Погода менялась стремительно, равно и время, окутавшее нас облаком дорожной пыли. Она была мелкой, как тальк, и заполняла все пространство, где реальным казался только вой ветра и сам факт – приближается буря.
В эти мрачные моменты плоский камень, притулившийся у затерянного в степи поселка, казалось, тянул его на дно речушки. Он стремительно освобождался от купальщиков, исчезали ровные кучки одежды, ватаги наперегонки перебирались с песчаного пляжа к дороге.

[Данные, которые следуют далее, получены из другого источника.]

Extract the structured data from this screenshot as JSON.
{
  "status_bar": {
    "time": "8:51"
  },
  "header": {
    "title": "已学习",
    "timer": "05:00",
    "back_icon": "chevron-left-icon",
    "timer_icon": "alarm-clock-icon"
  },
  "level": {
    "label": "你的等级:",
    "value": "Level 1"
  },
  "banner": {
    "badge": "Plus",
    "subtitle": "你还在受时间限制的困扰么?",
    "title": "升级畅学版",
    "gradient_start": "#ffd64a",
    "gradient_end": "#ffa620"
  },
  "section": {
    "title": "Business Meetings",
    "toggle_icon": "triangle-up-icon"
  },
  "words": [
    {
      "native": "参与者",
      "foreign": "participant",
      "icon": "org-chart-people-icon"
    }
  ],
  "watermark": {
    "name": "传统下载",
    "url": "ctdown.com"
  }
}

Вот уже слышен зычный голос Мохабат-аже: «Орынбеееек, уй тез, бар!» Спокойный Бек садился на велосипед и прощался: «Пока, мама зовет». Мамой он звал бабушку, которая воспитывала его как сына по древней степной казахской традиции. Первенец-внук остается со стариками, допокоить старость, построить на старом кладбище мазарку.
Стена пыльного ветра обрушивалась на Полевое стремительно. Ураган гнул тонкие деревья, рвал провода и жутко завывал. Потом все стихало точно так же, как и началось, только желтела река, постепенно меняя цвет на привычный.
То лето в Полевом таким и запомнилось: очень жарким, с большим количеством бурь.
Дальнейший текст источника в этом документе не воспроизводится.